# Ac.commutative algebra – Self-supporting modules

(This is inspired by this question and is asked by pure curiosity).

Leave $$R$$ Be a commutative ring. Leave $$M$$ Y $$N$$ be $$R$$-modules. So, $$M$$ is called $$N$$-flat Yes always $$M & # 39; ? M$$ it is a monomorphism of $$R$$-modules, then the induced morphism. $$M & # 39; otimes_RN rightarrow M otimes_RN$$ It is also a monomorphism. It can be shown that a $$R$$-module $$M$$ it is flat (that is, $$N$$-Flat for each $$N$$) yes and only if it is $$R$$-flat.

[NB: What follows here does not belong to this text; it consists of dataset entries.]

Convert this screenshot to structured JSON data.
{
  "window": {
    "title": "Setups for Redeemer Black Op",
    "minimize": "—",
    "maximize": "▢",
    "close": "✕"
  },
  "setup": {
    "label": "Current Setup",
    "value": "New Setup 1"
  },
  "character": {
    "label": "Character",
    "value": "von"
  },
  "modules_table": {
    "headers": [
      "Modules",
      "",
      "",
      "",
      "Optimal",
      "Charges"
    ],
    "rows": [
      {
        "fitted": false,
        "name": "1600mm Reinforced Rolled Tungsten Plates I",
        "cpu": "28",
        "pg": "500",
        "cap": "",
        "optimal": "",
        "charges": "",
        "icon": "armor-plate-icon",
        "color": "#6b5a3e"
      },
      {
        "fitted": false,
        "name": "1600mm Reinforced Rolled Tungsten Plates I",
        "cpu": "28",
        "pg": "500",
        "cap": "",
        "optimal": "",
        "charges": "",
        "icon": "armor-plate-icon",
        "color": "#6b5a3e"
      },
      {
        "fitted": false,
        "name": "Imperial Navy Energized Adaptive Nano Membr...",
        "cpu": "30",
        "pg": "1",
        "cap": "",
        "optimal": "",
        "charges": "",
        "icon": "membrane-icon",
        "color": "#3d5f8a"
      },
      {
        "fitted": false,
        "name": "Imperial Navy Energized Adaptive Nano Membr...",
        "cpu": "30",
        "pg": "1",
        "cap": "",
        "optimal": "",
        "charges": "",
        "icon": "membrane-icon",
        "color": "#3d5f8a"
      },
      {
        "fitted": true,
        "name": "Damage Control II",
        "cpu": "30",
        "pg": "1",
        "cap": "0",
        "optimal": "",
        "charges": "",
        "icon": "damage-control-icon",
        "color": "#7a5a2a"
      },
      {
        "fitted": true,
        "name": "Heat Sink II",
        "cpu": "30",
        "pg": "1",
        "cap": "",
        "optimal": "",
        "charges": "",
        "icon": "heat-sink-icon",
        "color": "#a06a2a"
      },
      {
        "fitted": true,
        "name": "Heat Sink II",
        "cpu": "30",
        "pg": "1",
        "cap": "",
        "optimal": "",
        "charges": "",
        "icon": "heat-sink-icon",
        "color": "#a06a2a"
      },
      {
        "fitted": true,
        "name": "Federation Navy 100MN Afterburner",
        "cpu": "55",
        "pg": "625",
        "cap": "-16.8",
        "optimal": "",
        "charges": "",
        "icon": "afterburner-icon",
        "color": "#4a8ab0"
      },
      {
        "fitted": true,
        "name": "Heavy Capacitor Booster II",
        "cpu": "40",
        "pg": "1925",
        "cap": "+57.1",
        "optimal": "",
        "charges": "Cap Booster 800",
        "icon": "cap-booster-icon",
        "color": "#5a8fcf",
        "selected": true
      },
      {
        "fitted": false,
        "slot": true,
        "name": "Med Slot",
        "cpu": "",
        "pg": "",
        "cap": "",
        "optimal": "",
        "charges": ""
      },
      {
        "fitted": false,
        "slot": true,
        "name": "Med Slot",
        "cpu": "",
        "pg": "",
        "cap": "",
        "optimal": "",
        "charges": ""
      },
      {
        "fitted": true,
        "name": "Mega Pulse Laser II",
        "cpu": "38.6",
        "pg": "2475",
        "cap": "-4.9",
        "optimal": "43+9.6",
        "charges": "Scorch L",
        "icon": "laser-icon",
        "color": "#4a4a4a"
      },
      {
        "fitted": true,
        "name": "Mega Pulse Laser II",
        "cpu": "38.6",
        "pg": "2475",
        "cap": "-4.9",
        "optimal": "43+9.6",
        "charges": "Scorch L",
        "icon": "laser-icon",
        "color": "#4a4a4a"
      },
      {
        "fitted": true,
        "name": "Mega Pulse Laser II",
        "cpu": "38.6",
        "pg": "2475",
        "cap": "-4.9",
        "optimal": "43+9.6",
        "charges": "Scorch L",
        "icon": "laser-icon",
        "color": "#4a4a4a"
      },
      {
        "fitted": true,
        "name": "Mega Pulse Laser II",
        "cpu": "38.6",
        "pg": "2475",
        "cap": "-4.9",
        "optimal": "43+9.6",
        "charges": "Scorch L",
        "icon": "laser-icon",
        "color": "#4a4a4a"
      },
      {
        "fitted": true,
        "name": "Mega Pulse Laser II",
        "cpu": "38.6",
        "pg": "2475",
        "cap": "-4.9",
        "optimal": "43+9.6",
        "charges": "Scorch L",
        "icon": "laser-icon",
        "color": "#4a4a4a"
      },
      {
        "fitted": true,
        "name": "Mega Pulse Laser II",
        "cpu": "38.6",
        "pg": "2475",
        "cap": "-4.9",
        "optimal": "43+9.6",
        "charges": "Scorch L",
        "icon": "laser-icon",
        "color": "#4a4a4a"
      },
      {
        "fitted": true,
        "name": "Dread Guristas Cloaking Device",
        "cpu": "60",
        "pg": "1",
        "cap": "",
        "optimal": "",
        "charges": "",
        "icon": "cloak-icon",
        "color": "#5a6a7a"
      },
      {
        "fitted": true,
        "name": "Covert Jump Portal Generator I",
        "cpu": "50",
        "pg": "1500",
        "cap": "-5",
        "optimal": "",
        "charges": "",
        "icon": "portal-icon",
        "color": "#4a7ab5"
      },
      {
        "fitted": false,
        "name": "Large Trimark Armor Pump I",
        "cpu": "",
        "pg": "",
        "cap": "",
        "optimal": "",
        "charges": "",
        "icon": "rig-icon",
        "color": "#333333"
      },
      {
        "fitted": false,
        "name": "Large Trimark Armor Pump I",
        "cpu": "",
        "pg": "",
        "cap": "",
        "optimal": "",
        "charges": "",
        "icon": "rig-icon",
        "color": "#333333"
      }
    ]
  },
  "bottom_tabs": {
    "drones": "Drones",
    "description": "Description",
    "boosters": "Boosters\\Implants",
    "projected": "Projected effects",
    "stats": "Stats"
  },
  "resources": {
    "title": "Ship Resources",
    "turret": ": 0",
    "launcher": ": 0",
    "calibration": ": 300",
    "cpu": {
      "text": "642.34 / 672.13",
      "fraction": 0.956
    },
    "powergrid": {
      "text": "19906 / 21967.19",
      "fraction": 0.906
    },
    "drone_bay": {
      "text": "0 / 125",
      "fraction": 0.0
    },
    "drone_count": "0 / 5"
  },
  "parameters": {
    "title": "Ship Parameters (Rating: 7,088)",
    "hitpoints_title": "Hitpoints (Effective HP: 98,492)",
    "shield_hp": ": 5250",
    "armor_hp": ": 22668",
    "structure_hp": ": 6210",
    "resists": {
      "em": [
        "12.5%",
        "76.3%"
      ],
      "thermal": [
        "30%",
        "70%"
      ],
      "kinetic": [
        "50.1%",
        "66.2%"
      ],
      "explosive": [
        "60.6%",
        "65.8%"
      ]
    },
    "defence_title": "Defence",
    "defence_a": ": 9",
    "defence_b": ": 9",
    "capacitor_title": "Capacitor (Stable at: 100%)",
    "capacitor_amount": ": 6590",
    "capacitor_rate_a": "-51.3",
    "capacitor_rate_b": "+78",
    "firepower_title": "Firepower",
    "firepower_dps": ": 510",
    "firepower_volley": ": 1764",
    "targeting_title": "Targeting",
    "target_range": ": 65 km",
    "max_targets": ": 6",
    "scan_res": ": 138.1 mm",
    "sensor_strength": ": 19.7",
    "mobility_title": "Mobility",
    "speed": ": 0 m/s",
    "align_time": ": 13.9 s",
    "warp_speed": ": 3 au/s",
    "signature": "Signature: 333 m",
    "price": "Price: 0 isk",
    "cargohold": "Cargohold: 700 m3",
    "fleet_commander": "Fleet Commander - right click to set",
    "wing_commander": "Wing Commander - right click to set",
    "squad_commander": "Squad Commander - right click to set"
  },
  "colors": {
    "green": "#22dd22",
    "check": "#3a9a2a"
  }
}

Let's call a $$R$$-module $$M$$ flat car yes this is $$M$$-flat, that is, if always $$M & # 39; ? M$$ it is a monomorphism of $$R$$-modules, then the induced morphism. $$M & # 39; otimes_RM rightarrow M otimes_RM$$ It is also a monomorphism.

In the question mentioned above, examples were given that show that not all modules are self-supporting. On the other hand, it is easy to see that the flat modules, the injective modules and the monogenic modules are autonomous.

What are other classes of self-level modules?

(A quick search among the usual suspects (Lazard & # 39; s Autour de la platitude, From Bourbaki AC, From Lam Conferences on rings and modules, etc.) nothing about this notion appeared.)